Love, pain, joy, fear, desire: the full spectrum of emotion resides in facial expression. We grasp this almost intuitively. However, we still lack a quantifiable understanding of the nuanced relationship between the face and the brain. We haven't yet found a way to precisely measure and reliably interpret the full complexity of facial expressions in mice, let alone humans. Or have we? Cold Spring Harbor Laboratory (CSHL) Assistant Professor Helen Hou and her team have developed a new tool that should help set science and medicine off in that direction.
In a study published in Nature Neuroscience, the Hou lab introduces a discovery platform called Cheese3D . This innovative camera and computer vision system tracks even the subtlest changes in mouse facial expression. Then, using AI, it quantifies those changes so scientists can methodically study and interpret them.
Where did the idea come from? According to Hou, it was born of necessity. "When I started my lab, we were really excited to capture the rich repertoire of facial behavior," she says. Experienced veterinarians can often "read" an animal's well-being from its face. However, until now, there hasn't been a reliable, automated way to measure facial expression with a level of detail that might offer insight into brain function.
Over the past three decades, CSHL has helped establish mice as vital models for studying the brain and how it controls behavior. But as everyone knows, there are clear distinctions between humans' and mice's faces. For one, theirs are cone-shaped.
To confront this challenge, the Hou lab worked with CSHL's Core Facilities . Together, they rigged up a high-tech system of six tiny cameras that simultaneously film a mouse's facial movements from multiple perspectives. Machine learning models compile the movies together like an expert film editor.

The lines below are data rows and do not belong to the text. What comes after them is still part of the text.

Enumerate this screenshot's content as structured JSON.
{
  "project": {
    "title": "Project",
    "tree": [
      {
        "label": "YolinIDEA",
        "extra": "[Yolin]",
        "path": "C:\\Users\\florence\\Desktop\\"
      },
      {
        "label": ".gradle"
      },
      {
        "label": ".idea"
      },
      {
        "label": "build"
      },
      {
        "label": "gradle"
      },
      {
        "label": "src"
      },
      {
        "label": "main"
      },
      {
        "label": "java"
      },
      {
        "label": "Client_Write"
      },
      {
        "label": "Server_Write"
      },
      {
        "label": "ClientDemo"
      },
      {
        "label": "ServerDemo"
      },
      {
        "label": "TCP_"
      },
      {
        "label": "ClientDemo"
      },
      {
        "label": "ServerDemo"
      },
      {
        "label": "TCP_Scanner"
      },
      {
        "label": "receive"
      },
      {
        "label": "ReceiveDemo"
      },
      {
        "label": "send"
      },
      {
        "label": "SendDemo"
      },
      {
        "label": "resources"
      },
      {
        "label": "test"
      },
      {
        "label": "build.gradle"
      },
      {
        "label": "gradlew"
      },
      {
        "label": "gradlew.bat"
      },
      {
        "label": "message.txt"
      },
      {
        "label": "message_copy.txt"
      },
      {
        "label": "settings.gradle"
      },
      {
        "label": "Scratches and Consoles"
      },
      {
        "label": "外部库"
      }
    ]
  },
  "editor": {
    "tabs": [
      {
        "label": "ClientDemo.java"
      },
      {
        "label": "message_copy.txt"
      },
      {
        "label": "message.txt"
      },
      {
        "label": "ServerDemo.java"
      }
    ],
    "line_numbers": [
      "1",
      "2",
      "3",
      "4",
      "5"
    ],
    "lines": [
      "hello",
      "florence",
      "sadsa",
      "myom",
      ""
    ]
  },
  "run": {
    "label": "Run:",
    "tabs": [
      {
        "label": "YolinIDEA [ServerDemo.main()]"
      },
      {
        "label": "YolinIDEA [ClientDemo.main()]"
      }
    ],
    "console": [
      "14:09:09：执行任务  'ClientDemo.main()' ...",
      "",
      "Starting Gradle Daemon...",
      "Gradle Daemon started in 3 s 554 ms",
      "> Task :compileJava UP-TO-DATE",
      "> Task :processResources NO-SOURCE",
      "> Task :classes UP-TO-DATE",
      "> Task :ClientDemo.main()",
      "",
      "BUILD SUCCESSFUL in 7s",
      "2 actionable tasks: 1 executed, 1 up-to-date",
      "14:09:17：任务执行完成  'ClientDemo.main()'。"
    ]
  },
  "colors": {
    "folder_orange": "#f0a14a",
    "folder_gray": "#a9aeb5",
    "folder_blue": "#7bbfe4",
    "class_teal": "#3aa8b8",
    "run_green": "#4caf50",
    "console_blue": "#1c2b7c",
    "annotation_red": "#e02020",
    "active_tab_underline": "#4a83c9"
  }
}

Meanwhile, the rig also tracks electrical activity in the mouse's brain.
Of course, it wasn't merely a matter of having mice "say cheese." To demonstrate the system's accuracy, the Hou lab used Cheese3D to monitor several important behaviors, including eating. Perhaps most crucially, they ran the system on mice that had gone under anesthesia. Impressively, they could use Cheese3D to measure how deeply "awake" or "asleep" the mice were at a given moment. In collaboration with CSHL's Borniger lab , they matched the accuracy of gold standard EEG methods. Plus, they did it without disturbing the animal.

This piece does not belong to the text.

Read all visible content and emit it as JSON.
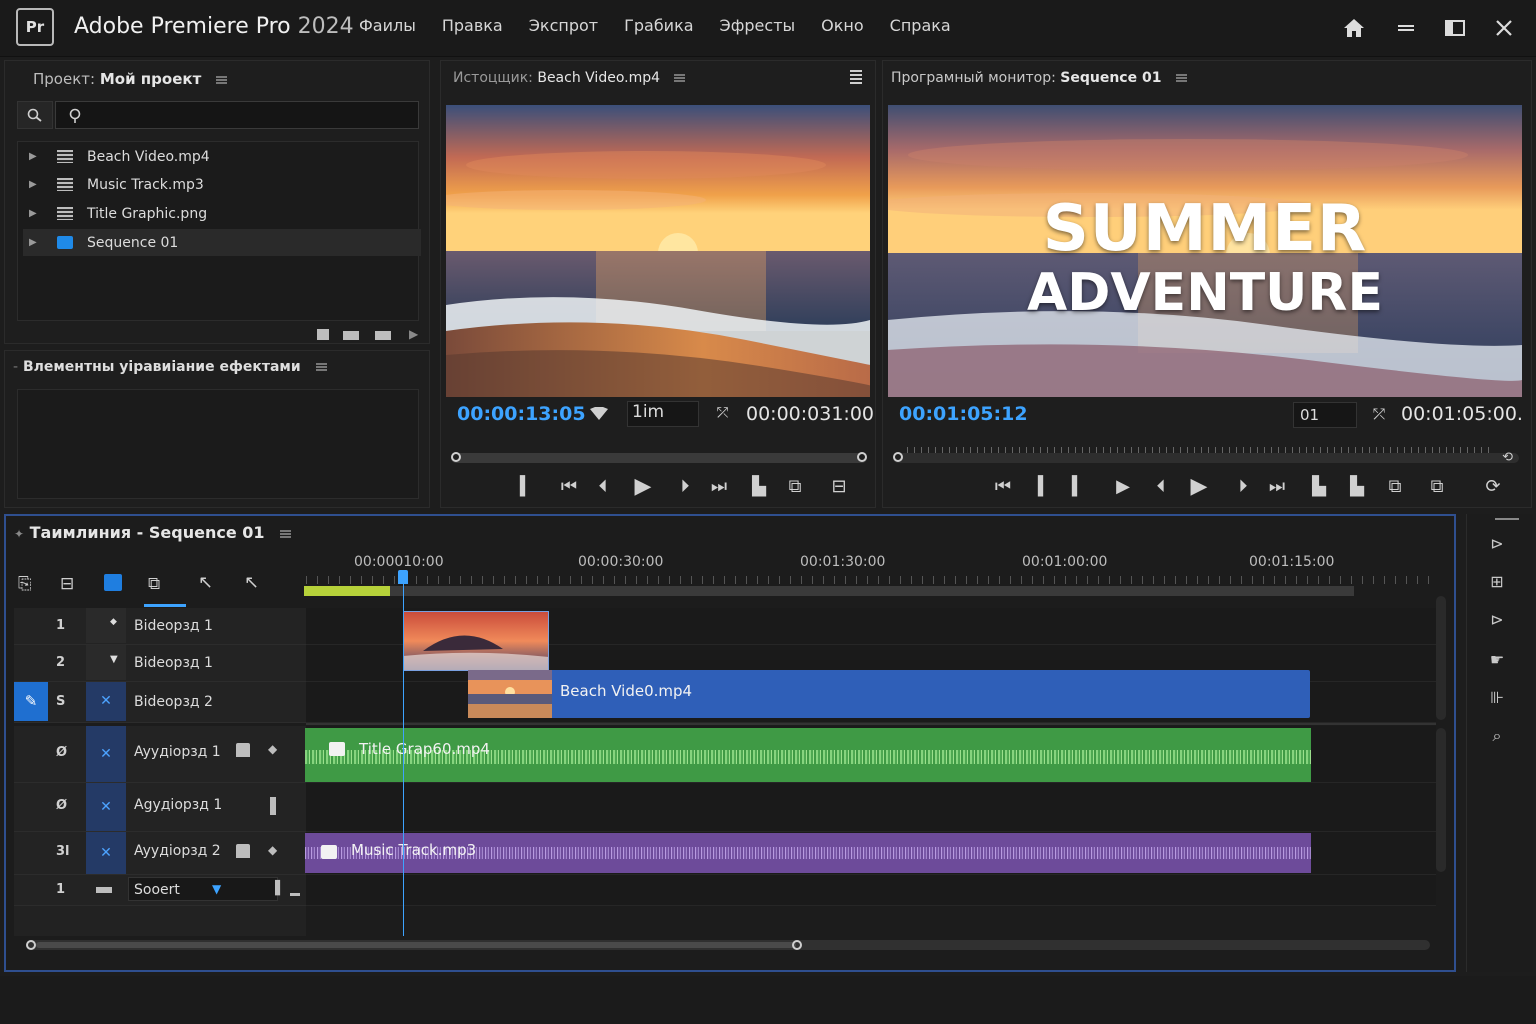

"Very subtle changes in facial muscle tone teach us a lot," Hou explains. "So, we can predict depth of anesthesia in a non-invasive way using the face."
Given the potential clinical implications, Hou is also starting to look into facial expressions during specific disease states. Additionally, she points out, "facial movement is one of the first milestones of development. We can smile long before we can crawl or walk. So, how do we learn to move our faces socially?" Any new answer would have major implications for autism and behavioral therapy. With Cheese 3D, Hou and colleagues Kyle Daruwalla and Irene Nozal Martin have built a new way to ask the question.